In Private Letter Ruling 201432032 (PDF), the IRS denies late IRA rollover relief. The taxpayer wanted to invest IRA funds into a limited partnership (LP) and the taxpayer’s IRA custodian would not go along with it. This should have been the first red flag for the taxpayer but he went right past this warning. Instead he asked his financial advisor, also a CPA, how he could accomplish his goal. His financial advisor told taxpayer to title the LP investment in the IRA’s name and the taxpayer did so.
In 2012, over 2 years after the investment, the financial advisor realized titling the LP investment in the IRA’s name did not work because the investment was not held by a qualified custodian. The taxpayer requested that IRS waive the 60 day rollover requirement as he had relied upon professional advice but IRS said that excuse did not meet the requirements of Revenue Procedure 2003-16. The IRS stated that the taxpayer “chose to use the proceeds from IRA B to fund a business venture rather than attempt to roll the proceeds over into an IRA account for retirement purposes.”

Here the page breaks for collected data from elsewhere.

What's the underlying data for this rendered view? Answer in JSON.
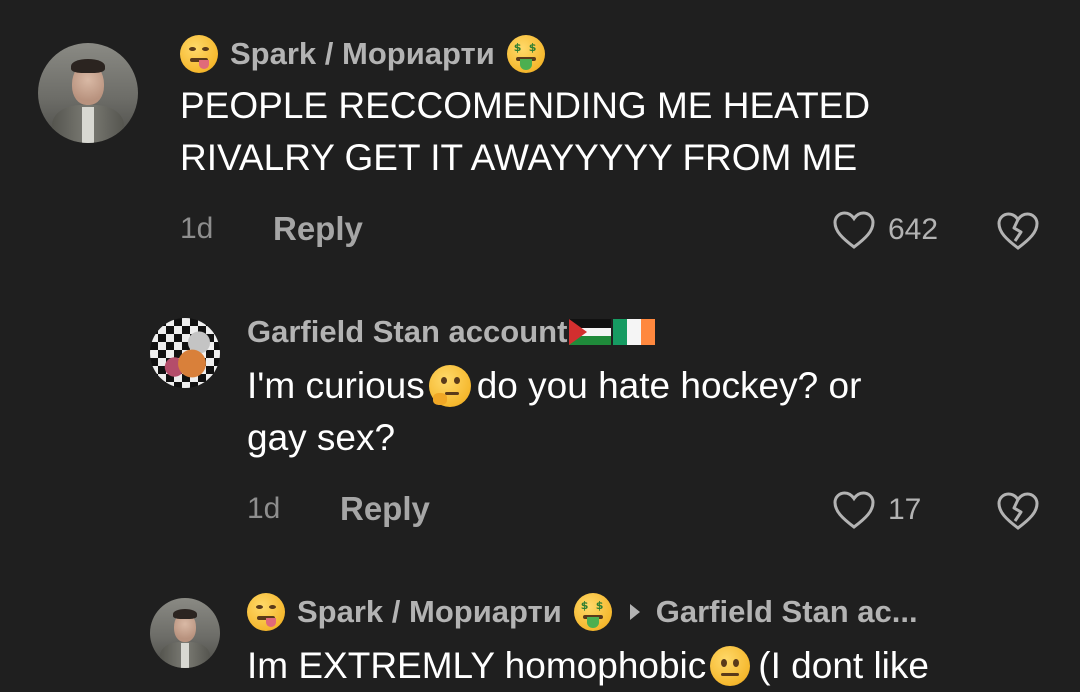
{
  "comments": [
    {
      "username": "Spark / Мориарти",
      "body_lines": [
        "PEOPLE RECCOMENDING ME HEATED",
        "RIVALRY GET IT AWAYYYYY FROM ME"
      ],
      "time": "1d",
      "reply_label": "Reply",
      "likes": "642"
    },
    {
      "username": "Garfield Stan account",
      "body_part1": "I'm curious",
      "body_part2": " do you hate hockey? or",
      "body_line2": "gay sex?",
      "time": "1d",
      "reply_label": "Reply",
      "likes": "17"
    },
    {
      "username": "Spark / Мориарти",
      "reply_to": "Garfield Stan ac...",
      "body_part1": "Im EXTREMLY homophobic ",
      "body_part2": " (I dont like"
    }
  ],
  "icons": {
    "like": "heart-outline-icon",
    "dislike": "broken-heart-icon",
    "yum_emoji": "face-savoring-food-emoji",
    "money_emoji": "money-mouth-face-emoji",
    "thinking_emoji": "thinking-face-emoji",
    "neutral_emoji": "neutral-face-emoji",
    "flags": [
      "palestine-flag",
      "ireland-flag"
    ]
  },
  "colors": {
    "background": "#1f1f1f",
    "username": "#b3b3b3",
    "body": "#ffffff",
    "meta": "#8e8e8e"
  }
}
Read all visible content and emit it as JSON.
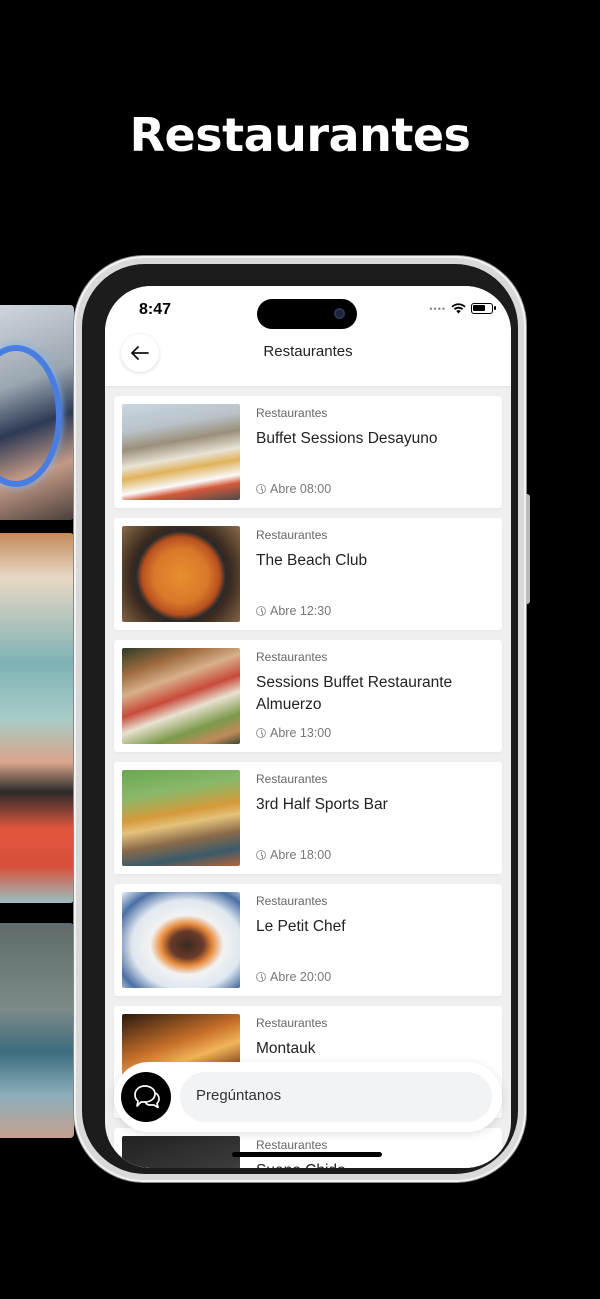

What can we learn from this PLR? First, a financial advisor, even a CPA, can have his or her opinion influenced by the commission or fees earned from the investment. Perhaps this was a case of a subconscious influence but it still could have influenced the outcome. Second, reliance on professional advice is not always a cure for bad tax outcomes. Third, if one advisor (the original IRA custodian) will not go along with the deal, the taxpayer should proceed with extreme caution. Finally, we can learn that investing in a business through an IRA is a tricky thing. The penalties and taxes can be quite significant if all the “I’s” are not dotted and all the “T’s” are not crossed.